Полковница сказала немного резко:

— А все же приходится принять то или другое объяснение.

— Да! — отвечала маркиза, — да, дорогая матушка! — При этом вспыхнув горячим румянцем, она с выражением оскорбленного достоинства поцеловала руку матери. — Да, приходится! Хотя обстоятельства складываются столь необычайно, что я вправе сомневаться. Клянусь, — раз от меня требуется заверение, — что моя совесть так же чиста, как совесть моих детей; даже ваша совесть, досточтимая матушка, не может быть чище. Тем не менее прошу вас послать за акушеркой, дабы я удостоверилась в своем действительном положении и, каково бы оно ни оказалось, могла бы успокоиться.

— Акушерку! — воскликнула госпожа Г. в негодовании. — Чистая совесть и акушерка! — Она не могла договорить.

— Да, акушерку, дорогая матушка, — повторила маркиза, опустившись перед нею на колени, — и притом немедленно, если вы не хотите, чтобы я сошла с ума.

— Охотно, — отвечала полковница, — только прошу, чтобы роды не происходили в моем доме. — С этими словами она встала, готовая выйти из комнаты.

Маркиза, следуя за ней с распростертыми руками, упала ниц и охватила ее колени.

— Если безупречная жизнь когда-либо, — с красноречием страдания воскликнула она, — жизнь, образцом для которой служила ваша, давала мне право на ваше уважение, если в вашем сердце еще говорит хоть какое-либо материнское чувство, до той поры, пока вина моя не станет ясной как божий день, — не покидайте меня в эти ужасные минуты!

— Что же, в конце концов, тебя тревожит? — спросила мать. — Только заключение врача? Только это твое собственное внутреннее ощущение?

— Только это, матушка! — отвечала маркиза, положив руку на грудь.
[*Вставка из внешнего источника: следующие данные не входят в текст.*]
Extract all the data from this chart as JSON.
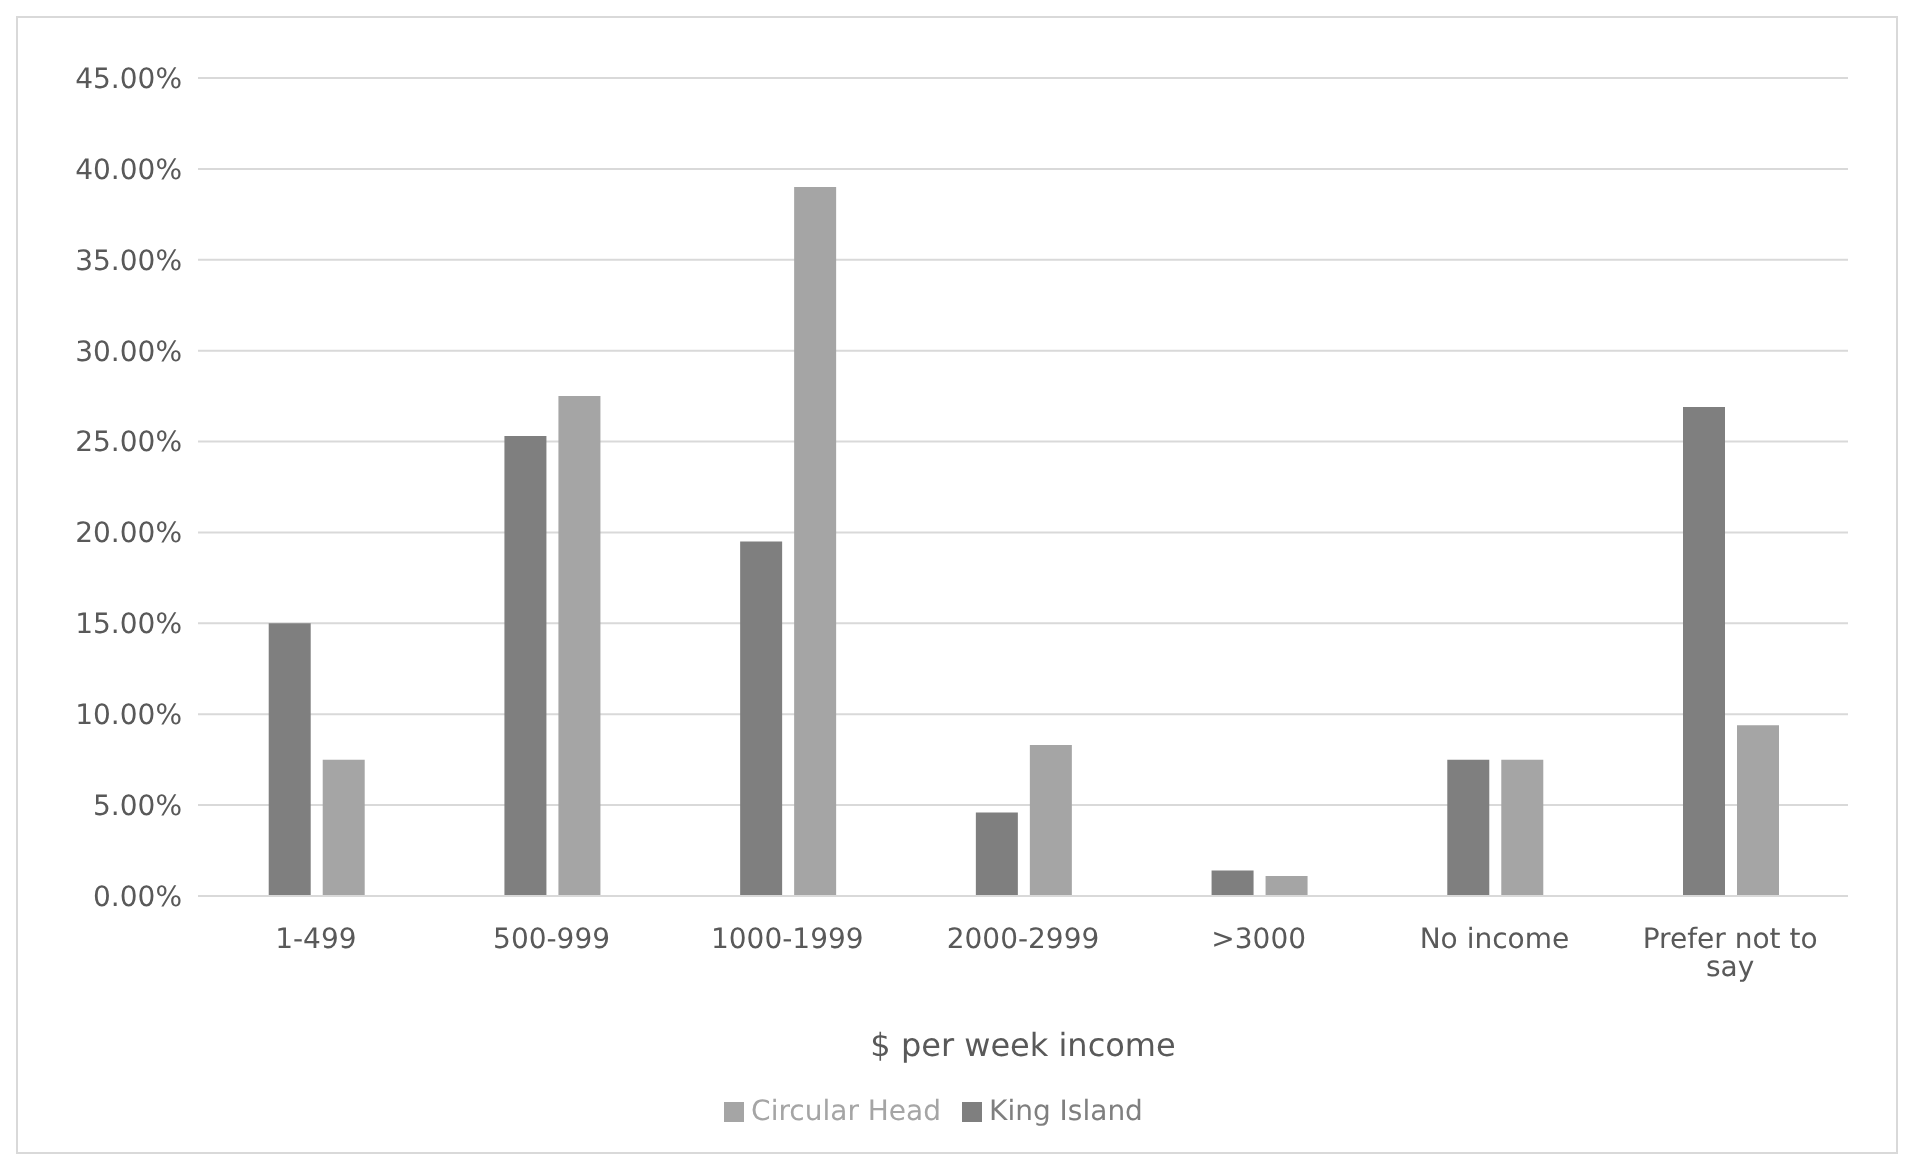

— Ничего более, Джульетта? — продолжала мать. — Подумай хорошенько. Проступок, как бы тяжко он меня ни огорчил, можно простить, да я бы его и простила в конце концов, но если бы ты оказалась способной, во избежание справедливого укора матери, сочинить сказку, противоречащую всем законам природы, и нагромождать кощунственные клятвы, чтобы отяготить ими мое и без того слишком верящее тебе сердце, то это было бы постыдно; этого я бы никогда тебе не простила.

— Пусть царство небесное будет так же открыто передо мною, как открыто мое сердце перед вами! — воскликнула маркиза. — Я ничего от вас не скрывала, матушка ! — Это было сказано с таким глубоким чувством, что мать была потрясена.

— Боже! — воскликнула она. — Дорогое дитя мое, как ты меня трогаешь! — Она ее подняла, поцеловала и прижала к своей груди. — Ну, чего же ты тогда боишься? Пойдем, ты, верно, сильно больна.

Она хотела довести ее до постели. Но маркиза, у которой слезы катились градом, стала ее уверять, что она совершенно здорова и ничем не страдает, за исключением того странного и непонятного состояния.

— Состояние! — снова воскликнула мать. — Какое там состояние? Раз ты твердо помнишь все прошлое, что за сумасшедший страх тебя обуял? Разве внутреннее ощущение, которое всегда бывает так смутно, не может тебя обмануть?

— Нет, нет! — сказала маркиза. — Нет, я не обманываюсь! И если вы пошлете за акушеркой, то услышите от нее, что то ужасное, уничтожающее меня подозрение — сущая правда.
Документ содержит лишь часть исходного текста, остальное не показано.